Kiara(Alia Bhatt) is a talented young cinematographer with big ambitions, and little patience to make it big. She is just out of a relationship and falls for another hottie, Raghu, who wants to take the relationship further. However, Kiara gets cold feet behaves unreasonably, pushing him away. She also has a rather uneasy relationship with her parents, often being rude to them. Her attitude is unexplained till much later, making her a hard to like character.
Kiara stumbles upon Jehangir Khan during a work schedule in Goa, and she finally decides that she needs to see a therapist. Enters the charming psychologist, who helps Kiara understand herself better through a series of rather unconventional sessions! And in the process, she starts dealing with life better. Hence, Dear Zindagi!
The best thing about Dear Zindagi is Alia Bhatt. The actress is spectacular as she moves from being cute to being messed up within seconds. There is an energy that she brings on screen and she manages to make her characters believable, even if not relatable. Here she is not given as strong a script as her last, Udta Punjab, but that’s hardly a cripple. Dear Zindagi for that matter loses steam somewhere in the second half. Especially a tackily shot sequence towards the end about a certain Dona Maria. A cameo by Ali Zafar is also written too conveniently, with no justification towards the character.
To add to Alia’s radiance is the charm of Shah Rukh Khan. The actor remains unmatched when it comes to being charismatic on screen. He unleashes lessons of life and never feels too preachy!
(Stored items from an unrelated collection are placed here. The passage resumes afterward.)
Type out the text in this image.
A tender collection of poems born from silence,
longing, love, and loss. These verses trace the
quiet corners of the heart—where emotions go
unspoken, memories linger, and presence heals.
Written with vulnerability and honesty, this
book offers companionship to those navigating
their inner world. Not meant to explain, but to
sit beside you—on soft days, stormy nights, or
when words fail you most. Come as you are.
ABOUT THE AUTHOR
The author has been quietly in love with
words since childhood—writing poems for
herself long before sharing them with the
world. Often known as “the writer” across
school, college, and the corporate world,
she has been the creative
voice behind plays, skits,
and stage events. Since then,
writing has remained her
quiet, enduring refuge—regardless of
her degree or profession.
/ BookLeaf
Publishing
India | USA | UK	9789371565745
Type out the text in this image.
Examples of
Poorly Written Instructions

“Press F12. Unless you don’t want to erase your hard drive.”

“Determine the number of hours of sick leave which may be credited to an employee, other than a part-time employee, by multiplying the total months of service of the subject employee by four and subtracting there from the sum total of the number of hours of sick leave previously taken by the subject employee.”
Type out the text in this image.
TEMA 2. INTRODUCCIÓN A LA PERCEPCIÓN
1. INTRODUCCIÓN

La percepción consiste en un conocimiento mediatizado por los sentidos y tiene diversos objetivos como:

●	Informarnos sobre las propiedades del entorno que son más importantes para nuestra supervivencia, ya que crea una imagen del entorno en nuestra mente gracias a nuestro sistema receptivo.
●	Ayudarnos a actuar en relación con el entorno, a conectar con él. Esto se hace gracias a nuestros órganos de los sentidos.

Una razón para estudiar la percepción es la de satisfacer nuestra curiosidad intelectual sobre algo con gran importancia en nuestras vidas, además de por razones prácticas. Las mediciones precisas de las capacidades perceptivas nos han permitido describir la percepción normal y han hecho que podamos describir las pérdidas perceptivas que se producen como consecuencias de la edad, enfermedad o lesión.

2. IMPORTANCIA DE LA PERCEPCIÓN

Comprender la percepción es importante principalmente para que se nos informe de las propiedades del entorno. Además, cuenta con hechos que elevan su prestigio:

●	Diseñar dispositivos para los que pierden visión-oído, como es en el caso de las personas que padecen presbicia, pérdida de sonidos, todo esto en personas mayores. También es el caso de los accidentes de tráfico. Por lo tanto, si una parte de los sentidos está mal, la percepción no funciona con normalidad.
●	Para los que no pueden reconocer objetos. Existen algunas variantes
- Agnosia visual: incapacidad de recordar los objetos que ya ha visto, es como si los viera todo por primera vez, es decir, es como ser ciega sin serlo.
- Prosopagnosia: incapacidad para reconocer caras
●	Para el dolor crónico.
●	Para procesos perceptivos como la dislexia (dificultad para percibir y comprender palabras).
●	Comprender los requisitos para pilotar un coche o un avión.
And to aide the actors, Gauri Shinde pens some impressive dialogues and moments. The film also stands firm in all technical departments. It has a bright look to go with the feel it aims for.
Gauri Shinde, who has earlier given us a delightful English Vinglish, is not in her top form in Dear Zindagi. She has already set the bar too high with her first. Nonetheless, she does manage to provide something that leaves you with a lesson or two, although superficial, apart from a smile. Fairly entertaining.